When the Apple vs. Samsung patent-infringement trial resumes Aug. 10 in San Jose, Calif., attention is expected to focus on a 132-page confidential Samsung report showing point-by-point how Samsung’s design comes up short compared with the iPhone.
The document, introduced into evidence by Apple during the trial in U.S. District Court for the Northern District of California, is meant to support Apple’s contention that Samsung copied Apple’s design for its new smartphones and, in doing so, violated Apple’s patents on the devices. Apple also accuses Samsung of copying design features of Apple’s iPad tablet computer in its Galaxy Tab line of tablets.
The report, labeled “Highly Confidential-Attorneys’ Eyes Only,” compares design features with both phones depicted in side-by-side images that display the calendar and calculator functions, the Web browser, connectivity, multimedia and other areas.
For instance, the report compares the calendar functions and notes that when an iPhone user taps on a particular date, a window appears below with a summary of their appointments that day. But on the Samsung model, the “legibility” of the calendar items is poor because the window in which they appear is too small. In another example, the report is critical of the telephone keypad screen on the Samsung device for “poor utilization of space” compared with that of the iPhone.
The analysis also praises the clean look of the iPhone home screen that is designed to prevent application icons from being repeated on the home screen, while the image of the Samsung home screen has three icons, all indicating the Gmail application. Samsung phones run Google’s Android mobile operating system. A graphic designer called into court by Apple testified that she thinks Samsung copied the graphic design of Apple icons.
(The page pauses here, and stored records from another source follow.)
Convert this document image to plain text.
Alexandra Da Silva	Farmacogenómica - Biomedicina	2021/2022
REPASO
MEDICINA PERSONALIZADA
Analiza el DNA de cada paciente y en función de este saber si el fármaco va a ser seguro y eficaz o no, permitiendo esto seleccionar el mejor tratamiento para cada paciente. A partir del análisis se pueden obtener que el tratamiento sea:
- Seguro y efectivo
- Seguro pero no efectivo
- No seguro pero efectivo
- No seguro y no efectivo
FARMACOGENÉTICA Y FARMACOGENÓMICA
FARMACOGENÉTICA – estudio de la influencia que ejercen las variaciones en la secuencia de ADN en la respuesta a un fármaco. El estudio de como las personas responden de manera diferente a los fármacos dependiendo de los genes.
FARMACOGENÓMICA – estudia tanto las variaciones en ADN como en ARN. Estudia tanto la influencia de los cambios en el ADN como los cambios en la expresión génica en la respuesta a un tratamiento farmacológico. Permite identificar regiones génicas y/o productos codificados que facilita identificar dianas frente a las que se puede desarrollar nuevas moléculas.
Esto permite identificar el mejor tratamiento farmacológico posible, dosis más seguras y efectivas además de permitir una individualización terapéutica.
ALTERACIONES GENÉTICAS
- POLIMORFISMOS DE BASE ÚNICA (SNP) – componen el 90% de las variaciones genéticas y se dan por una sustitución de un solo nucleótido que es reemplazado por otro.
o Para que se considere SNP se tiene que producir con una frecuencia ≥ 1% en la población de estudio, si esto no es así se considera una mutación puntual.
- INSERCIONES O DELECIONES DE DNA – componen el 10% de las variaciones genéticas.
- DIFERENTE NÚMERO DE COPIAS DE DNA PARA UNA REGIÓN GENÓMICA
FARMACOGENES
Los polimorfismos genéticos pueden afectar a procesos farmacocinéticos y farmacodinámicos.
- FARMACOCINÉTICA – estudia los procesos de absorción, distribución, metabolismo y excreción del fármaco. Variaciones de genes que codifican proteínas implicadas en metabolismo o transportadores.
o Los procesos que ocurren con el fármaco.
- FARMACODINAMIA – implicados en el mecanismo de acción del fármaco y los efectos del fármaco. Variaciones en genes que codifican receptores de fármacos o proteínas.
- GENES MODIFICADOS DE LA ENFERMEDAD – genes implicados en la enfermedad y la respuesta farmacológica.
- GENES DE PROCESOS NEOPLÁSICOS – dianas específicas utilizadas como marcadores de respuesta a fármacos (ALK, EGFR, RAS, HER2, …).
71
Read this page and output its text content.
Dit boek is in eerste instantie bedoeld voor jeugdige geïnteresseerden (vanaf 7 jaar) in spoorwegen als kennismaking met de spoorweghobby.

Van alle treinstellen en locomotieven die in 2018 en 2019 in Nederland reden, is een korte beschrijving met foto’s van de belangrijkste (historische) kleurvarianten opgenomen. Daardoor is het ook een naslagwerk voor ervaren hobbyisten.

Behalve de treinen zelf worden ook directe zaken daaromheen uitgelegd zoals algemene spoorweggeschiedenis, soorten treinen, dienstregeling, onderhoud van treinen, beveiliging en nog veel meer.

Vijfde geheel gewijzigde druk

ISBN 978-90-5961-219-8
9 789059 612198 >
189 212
The report describes the iPhone user interface for connecting to a WiFi network as “intuitive,” while noting that a Samsung user has to go to two screens and take additional steps to establish a connection.
Samsung executives, during their trial testimony, have not denied that they looked at the iPhone and other smartphone brands in designing Samsung’s devices, but deny that they actually copied design features of the iPhone.
Presented with an excerpt of the 2010 report by an Apple attorney, Justin Denison, chief strategy officer for Samsung’s mobile business, acknowledged in testimony Aug. 3that Samsung studied Apple products when developing its own competing models, but denied that it went so far as to copy Apple’s design in its products.
In fact, Scott Forstall, the Apple senior vice president in charge of the iOS software for iPhones and iPads, testified that Apple, too, did “teardowns” of competitors’ products, including Samsung’s devices. However, he said that was done to benchmark the designs of rivals, not to copy them. Apple is seeking $2.5 billion in damages from Samsung for patent infringement.